Dois consórcios, batizados de Toys Company e Afabrinq, que reúnem cerca de 29 marcas (nove no primeiro e cerca de 20 no segundo grupo), foram criados para que as empresas atuem juntas no mercado externo. São os únicos consórcios de pequenos empreeendimentos brasileiros reunidos com vistas ao mercado internacional de brinquedos, segundo informações da Agência de Promoção às Exportações (Apex).
Marketing - Segundo Eric Nobre, consultor da Global Conections -consultoria que presta serviços para os dois consórcios -, as empresas que vendem com a marca Toys Company estão começando a exportar este ano. ''As empresas já enviaram algumas amostras de brinquedos, principalmente a partir do início do segundo semestre do ano.
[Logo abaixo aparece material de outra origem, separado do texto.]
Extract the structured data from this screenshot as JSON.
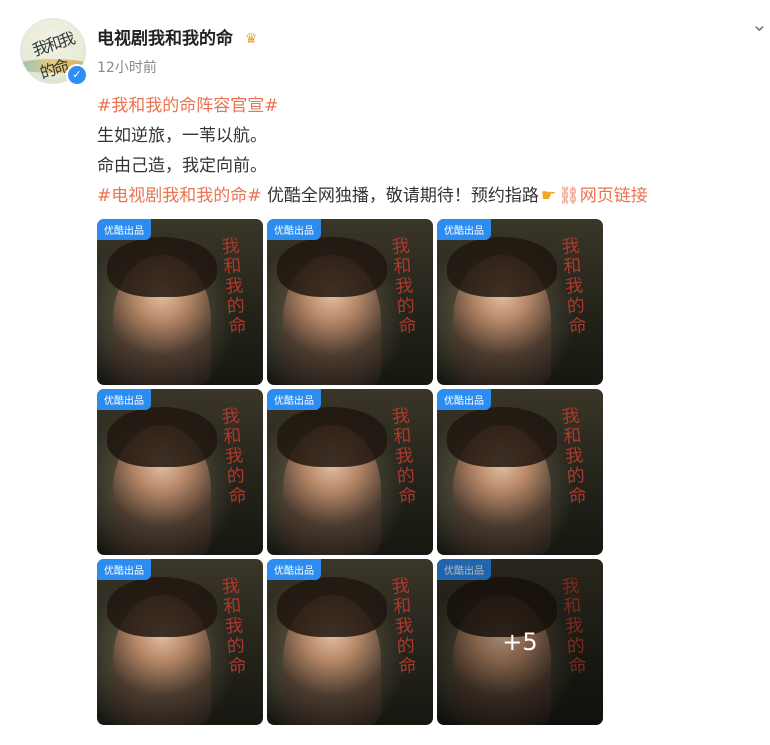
{
  "post": {
    "author": "电视剧我和我的命",
    "time": "12小时前",
    "hashtag1": "#我和我的命阵容官宣#",
    "line2": "生如逆旅，一苇以航。",
    "line3": "命由己造，我定向前。",
    "hashtag2": "#电视剧我和我的命#",
    "text4": " 优酷全网独播，敬请期待！预约指路",
    "link_text": "网页链接"
  },
  "avatar": {
    "calli": "我和我的命"
  },
  "icons": {
    "verified": "verified-badge-icon",
    "crown": "crown-icon",
    "chevron": "chevron-down-icon",
    "pointer": "pointing-hand-icon",
    "link": "link-icon"
  },
  "images": [
    {
      "badge": "优酷出品",
      "calli": "我和我的命"
    },
    {
      "badge": "优酷出品",
      "calli": "我和我的命"
    },
    {
      "badge": "优酷出品",
      "calli": "我和我的命"
    },
    {
      "badge": "优酷出品",
      "calli": "我和我的命"
    },
    {
      "badge": "优酷出品",
      "calli": "我和我的命"
    },
    {
      "badge": "优酷出品",
      "calli": "我和我的命"
    },
    {
      "badge": "优酷出品",
      "calli": "我和我的命"
    },
    {
      "badge": "优酷出品",
      "calli": "我和我的命"
    },
    {
      "badge": "优酷出品",
      "calli": "我和我的命",
      "more": "+5"
    }
  ],
  "colors": {
    "link": "#eb7350",
    "badge": "#2d8cf0",
    "calli_red": "#b23a2e"
  }
}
Os mercados alvo são, por enquanto, os países da América do Sul e da América Central'', disse. Um país que demonstrou grande interesse nos brinquedos brasileiros foi a República Dominicana. As amostras foram enviadas pelo consórcio como parte de um trabalho de marketing.
''É preciso conhecer a cultura dos países para depois vender'', esclarece Nobre. Dessa forma, consultores de mercado viajam em missões comerciais e as empresas participam de feiras.
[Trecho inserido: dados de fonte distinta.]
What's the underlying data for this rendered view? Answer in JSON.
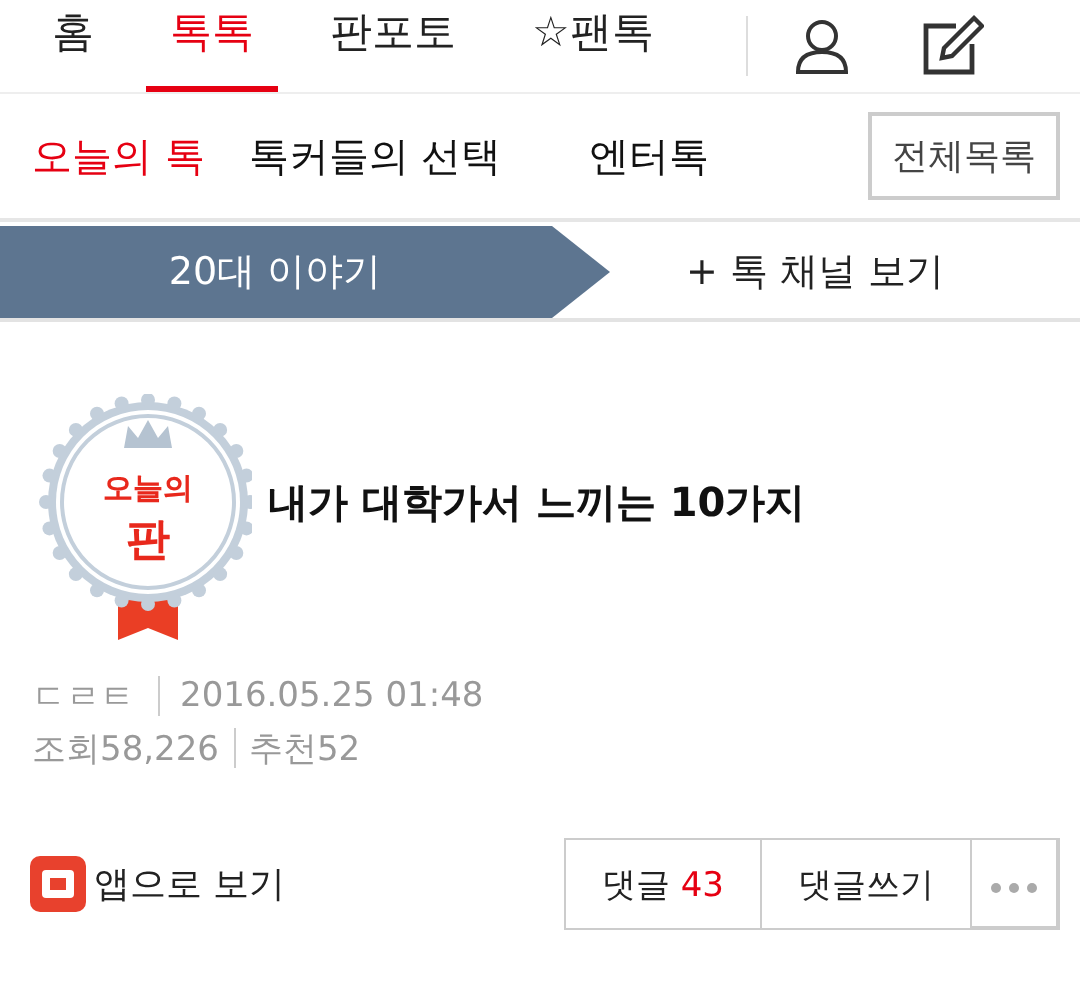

Neste ano, as empresas do consórcio participaram da feira Toys Fair 2002, a maior do setor, em Nova York.
O outro consórcio, denominado de Afabrinq, está ainda em processo de formação. O grupo reúne somente empresas de Laranjal Paulista, interior do Estado de São Paulo.
Competitividade - Segundo Charles Kapaz, diretor comercial da Elka Plásticos, empresa de médio porte do setor, os brinquedos brasileiros ficaram mais competitivos depois da desvalorização cambial, ocorrida no início de 1999. ''Não tínhamos como competir com a China, por exemplo, um forte concorrente. Mas, depois da desvalorização do real, o Brasil ganhou um pouco mais de competitividade e foi um dos motivos pelos quais o setor começou a projetar maior interesse pelo mercado externo'', explicou o diretor da Elka.
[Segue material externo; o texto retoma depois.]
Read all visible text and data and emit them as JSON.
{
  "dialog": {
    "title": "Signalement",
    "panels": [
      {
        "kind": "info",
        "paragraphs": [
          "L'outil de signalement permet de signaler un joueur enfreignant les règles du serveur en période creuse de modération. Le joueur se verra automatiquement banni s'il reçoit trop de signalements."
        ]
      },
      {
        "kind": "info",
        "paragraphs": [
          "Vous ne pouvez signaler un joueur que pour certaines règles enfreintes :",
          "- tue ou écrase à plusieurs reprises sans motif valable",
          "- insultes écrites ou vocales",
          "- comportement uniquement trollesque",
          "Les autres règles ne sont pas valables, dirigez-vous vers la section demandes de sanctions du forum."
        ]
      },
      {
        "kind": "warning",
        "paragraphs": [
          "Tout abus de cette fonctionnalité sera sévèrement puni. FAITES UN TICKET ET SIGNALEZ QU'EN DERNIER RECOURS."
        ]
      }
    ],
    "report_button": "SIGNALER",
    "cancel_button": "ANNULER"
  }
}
Kapaz acrescentou que, no caso da Elka, a empresa voltou a exportar com mais força a partir de 2000. ''Estamos aumentando as vendas externas em média de 20% ao ano'', acrescentou. Atualmente, os principais compradores dos brinquedos Elka são Angola, a Bolívia e o Paraguai.
Dados relativos ao movimento efetuado até julho demonstram que, somando as vendas de todas as empresas do setor, os principais países compradores dos brinquedos brasileiros foram EUA, México e Venezuela, de acordo com o Ministério do Desenvolvimento, Indústria e Comércio Exterior (MDIC).